Now, this rule should looks this way? (After changes suggested by You.)
✓ /usr/bin/audacious Px, -> sanitized_helper,
Is that correct? I'm sorry for asking about this, but You did not mentioned
what to do with 'sanitized_helper'. Summarizing I should make such changes:
✗ /usr/bin/audacious2 Cxr -> sanitized_helper,
✓ /usr/bin/audacious Px -> sanitized_helper,
✓ /usr/bin/audacious Px, # this is 2nd variant.

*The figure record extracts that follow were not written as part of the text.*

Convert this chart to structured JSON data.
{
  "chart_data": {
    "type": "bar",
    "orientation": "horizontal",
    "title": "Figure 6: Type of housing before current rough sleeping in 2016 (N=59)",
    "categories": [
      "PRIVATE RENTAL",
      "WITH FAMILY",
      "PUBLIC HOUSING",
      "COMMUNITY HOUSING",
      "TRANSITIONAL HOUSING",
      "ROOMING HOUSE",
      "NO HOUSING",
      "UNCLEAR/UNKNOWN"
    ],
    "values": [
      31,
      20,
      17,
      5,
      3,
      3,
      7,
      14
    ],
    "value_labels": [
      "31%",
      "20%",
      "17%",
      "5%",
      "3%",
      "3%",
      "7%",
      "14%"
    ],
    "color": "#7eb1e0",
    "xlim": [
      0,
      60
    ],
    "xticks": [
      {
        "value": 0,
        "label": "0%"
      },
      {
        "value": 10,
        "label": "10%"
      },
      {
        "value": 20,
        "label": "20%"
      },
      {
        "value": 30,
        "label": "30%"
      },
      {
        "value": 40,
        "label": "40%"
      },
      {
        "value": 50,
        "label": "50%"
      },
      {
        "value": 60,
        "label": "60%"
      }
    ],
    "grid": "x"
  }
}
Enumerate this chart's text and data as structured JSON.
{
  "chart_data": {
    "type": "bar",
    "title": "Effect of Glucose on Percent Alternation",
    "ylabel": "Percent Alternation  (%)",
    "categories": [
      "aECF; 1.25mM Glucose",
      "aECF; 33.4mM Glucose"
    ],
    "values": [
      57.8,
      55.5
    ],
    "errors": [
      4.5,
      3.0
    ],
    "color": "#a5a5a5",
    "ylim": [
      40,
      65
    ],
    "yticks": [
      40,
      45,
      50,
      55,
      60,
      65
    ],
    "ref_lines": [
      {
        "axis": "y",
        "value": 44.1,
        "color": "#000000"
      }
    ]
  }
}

Or use '/usr/bin/audacious Px,' rule without 'sanitized_helper' (2nd
variant.) Is this correct?
>> Could you double-check if audacious uses the system
>> libaries or if it bundles in the unsafe code itself? (...)
Of course I can do this, but I don't know how? Which is the best method?
Can it be done using, for example:
* ldd(1) with 'ldd /usr/bin/audacious' (not recommended?)
* ldconfig -v |grep audacious
* objdump -p /usr/bin/audacious |grep NEEDED (result: 8. libs)
* strace -e open /usr/bin/audacious 2>&1 | grep ?what?
* 'apt-cache depends audacious' also shows libraries, but this method is
certainly wrong.
Seth, I'm sorry. Probably I'm wrong and all mentioned above ways to check
the system libraries are bad, but these commands/things were the first
thoughts, when I'd read your message, request. However, if it's about
ldd(1) - the result was 19.
Thanks and once again: sorry. Best regards.